As mentioned above, the brand’s latest addition to its range in the home market has just been launched. The eK X EV and its Nissan Sakura equivalent are both part of the NMKV joint venture of companies.

Each is as short, tall and narrow as a typical Japanese-market 660cc petrol-powered Kei mini-vehicle. They come off the same production line at Mitsubishi’s Mizushima plant.

The battery capacity is only 20 kW and therefore the maximum range is only 180 km. Power and torque are 47kW and 195Nm. The life cycle is expected to be eight years, so a facelift is expected in 2026 with a longer-range battery. In addition, the platform will be the basis for other small electric vehicles.

Another model launching in 2022 – the Airtrek – is exclusive to China. This one is expected to have a seven-year production cycle. An SUV, it is manufactured by the GAC Mitsubishi Motors joint venture. GACThe Aion V Plus is the base of this 4630mm long model.

The Air Trek has a 69.9 kWh battery and a single motor that produces 135 kW and 350 Nm.

Jumping now to Europe, the first product of a new strategy for the region will launch there in 2023. The new approach is to have Renault produce two models and if that works, others could follow.

Speculation suggested the vehicles would be facelifted versions of the Clio E-Tech Hybrid and Captur E-Tech Hybrid and/or Captur E-Tech Plug-in. The second of the pair was confirmed by Mitsubishi CEO Takao Kato during an Alliance presentation in January.

And a Hybrid ASX And one ASX plug-in hybrid, there must be ICE-only variants. Details of (non-electrified) ASX are the following:

  • Three-cylinder (non-turbo) 1.0 MPI-T 67 kW engine, six-speed manual transmission
  • 103 kW 1.3 DI-T four-cylinder turbo, six-speed manual transmission
  • 116 kW 1.3 DI-T four-cylinder turbo, seven-speed dual-clutch transmission

The sales launch is scheduled for March 2023 although the new ASX will be presented to the media in September. See the link below to PLDB for more details on the ASX Hybrid and ASX Plug-in Hybrid.

How and if the ASX sold in other regions – and also known as Outlander Sport Where RVR – will be replaced is not yet known.

As had been speculated, it has now been confirmed that the other Renault-built model coming to European markets in 2023 will be based on the Clio.

Revive the Foal Model name, the B-segment sedan is expected to share the Clio E-Tech Hybrid’s powertrain. Production will take place at the OYAK-Renault plant in Bursa, Turkey.
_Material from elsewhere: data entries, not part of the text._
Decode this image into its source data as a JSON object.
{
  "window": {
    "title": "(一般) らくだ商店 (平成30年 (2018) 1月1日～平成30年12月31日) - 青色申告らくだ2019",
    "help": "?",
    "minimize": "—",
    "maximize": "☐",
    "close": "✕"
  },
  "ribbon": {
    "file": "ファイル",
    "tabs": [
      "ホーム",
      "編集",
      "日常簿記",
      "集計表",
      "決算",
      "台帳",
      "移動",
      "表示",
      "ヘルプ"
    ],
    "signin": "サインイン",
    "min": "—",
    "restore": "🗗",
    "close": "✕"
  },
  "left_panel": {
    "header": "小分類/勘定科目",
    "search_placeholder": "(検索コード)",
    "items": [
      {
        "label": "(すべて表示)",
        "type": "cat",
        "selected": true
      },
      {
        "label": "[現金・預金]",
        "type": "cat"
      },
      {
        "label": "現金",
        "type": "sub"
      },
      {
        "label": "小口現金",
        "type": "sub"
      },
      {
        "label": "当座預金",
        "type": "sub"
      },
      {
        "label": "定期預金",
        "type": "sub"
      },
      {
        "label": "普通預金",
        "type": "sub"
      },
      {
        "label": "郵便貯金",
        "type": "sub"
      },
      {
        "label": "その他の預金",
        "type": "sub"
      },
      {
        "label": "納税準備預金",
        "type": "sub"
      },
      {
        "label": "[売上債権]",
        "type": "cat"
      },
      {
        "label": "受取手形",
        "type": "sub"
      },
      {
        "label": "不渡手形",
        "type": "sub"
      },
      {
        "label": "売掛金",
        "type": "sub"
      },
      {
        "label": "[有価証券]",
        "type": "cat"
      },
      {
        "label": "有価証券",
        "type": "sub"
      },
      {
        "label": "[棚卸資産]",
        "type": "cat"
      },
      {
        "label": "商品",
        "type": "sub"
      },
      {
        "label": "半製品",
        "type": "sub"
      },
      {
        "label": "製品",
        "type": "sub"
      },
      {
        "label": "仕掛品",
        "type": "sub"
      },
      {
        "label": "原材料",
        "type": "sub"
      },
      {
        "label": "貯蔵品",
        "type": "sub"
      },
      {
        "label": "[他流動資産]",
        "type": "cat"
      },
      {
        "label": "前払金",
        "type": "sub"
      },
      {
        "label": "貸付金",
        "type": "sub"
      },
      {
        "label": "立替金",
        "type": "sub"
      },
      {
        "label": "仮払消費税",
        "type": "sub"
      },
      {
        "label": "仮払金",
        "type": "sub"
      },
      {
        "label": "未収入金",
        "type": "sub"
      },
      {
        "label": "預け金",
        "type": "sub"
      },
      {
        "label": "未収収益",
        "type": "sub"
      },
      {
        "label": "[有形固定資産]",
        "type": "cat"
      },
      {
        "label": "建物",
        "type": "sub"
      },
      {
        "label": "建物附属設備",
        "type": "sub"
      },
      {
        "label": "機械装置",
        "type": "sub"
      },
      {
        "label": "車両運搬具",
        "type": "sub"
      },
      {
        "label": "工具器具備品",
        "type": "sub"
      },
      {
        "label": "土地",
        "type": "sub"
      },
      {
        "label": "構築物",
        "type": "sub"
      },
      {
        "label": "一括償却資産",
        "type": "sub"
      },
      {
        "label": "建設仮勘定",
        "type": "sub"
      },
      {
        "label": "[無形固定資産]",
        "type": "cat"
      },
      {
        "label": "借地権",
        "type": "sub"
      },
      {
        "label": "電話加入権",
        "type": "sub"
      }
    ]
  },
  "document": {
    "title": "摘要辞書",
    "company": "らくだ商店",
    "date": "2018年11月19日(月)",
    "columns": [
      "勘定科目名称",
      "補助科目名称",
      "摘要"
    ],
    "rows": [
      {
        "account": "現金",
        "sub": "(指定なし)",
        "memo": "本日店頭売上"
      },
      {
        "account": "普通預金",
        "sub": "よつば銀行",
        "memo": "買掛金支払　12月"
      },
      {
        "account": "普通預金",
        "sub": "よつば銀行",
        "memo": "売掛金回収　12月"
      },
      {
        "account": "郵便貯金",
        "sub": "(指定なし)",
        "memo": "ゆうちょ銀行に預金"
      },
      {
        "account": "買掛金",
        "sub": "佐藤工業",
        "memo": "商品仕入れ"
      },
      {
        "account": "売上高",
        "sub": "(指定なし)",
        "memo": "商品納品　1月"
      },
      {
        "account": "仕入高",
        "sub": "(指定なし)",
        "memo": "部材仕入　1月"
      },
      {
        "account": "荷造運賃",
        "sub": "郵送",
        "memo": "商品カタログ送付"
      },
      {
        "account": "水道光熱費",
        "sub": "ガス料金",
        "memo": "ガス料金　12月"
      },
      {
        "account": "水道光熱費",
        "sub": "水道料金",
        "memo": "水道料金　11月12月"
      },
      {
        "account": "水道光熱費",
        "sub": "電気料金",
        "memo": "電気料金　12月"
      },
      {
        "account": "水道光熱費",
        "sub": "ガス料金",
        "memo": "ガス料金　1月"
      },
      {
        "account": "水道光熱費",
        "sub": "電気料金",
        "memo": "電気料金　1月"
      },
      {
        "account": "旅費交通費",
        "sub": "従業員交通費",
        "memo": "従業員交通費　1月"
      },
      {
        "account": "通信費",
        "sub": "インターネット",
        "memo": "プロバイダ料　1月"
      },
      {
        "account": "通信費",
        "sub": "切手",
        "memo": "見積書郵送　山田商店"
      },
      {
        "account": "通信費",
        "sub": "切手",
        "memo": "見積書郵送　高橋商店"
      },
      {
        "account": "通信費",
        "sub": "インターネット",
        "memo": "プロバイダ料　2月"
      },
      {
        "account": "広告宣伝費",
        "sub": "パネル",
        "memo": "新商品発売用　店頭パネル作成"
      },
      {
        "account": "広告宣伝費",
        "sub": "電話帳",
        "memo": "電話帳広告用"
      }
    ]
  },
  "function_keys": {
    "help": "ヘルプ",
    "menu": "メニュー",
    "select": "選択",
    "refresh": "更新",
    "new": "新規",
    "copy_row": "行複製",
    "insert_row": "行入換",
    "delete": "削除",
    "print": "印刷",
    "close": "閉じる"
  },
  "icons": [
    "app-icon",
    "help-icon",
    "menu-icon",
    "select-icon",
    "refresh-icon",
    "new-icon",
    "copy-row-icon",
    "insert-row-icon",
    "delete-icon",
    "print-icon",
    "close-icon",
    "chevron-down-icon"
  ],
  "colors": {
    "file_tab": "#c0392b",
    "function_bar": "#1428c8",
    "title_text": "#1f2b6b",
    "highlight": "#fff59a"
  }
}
As the original Renault will be replaced in 2026, so should the Mitsubishi.

Made in Thailand since the end of 2014, the L200/Triton is also planned for the end of 2023.

Mitsubishi develops the sixth generation model with an evolution of the current pickup platform although the chassis is new. For the first time, there will be a PHEV and potentially an EV.

As with the other large models, the xpander and Xpandre Cross is expected to be facelifted for a second time in 2024 and replaced in 2027 while the Eclipse Cross replacement will likely arrive in 2024.

Going forward, most Mitsubishi models will likely be paired with Nissans, at least when it comes to platforms and powertrains. This also applies to the following Mirage/space star and its sedan equivalent, the attraction. These cars could appear later in 2022 but 2023 seems more realistic.

Reports on future models from many other manufacturers are grouped together in Just Auto’s OEM Product Strategy Summaries section.

The intelligence of the future platform

More details on past, current and future models can be found in PLDB, the future vehicle database which is part of GlobalData. Automotive Intelligence Center.

This report is the fourth in a series for the Renault-Nissan Alliance divisions and brands. First a report on Renault, followed by Alpine, then Dacia. Then come Infiniti and Venucia, then Nissan.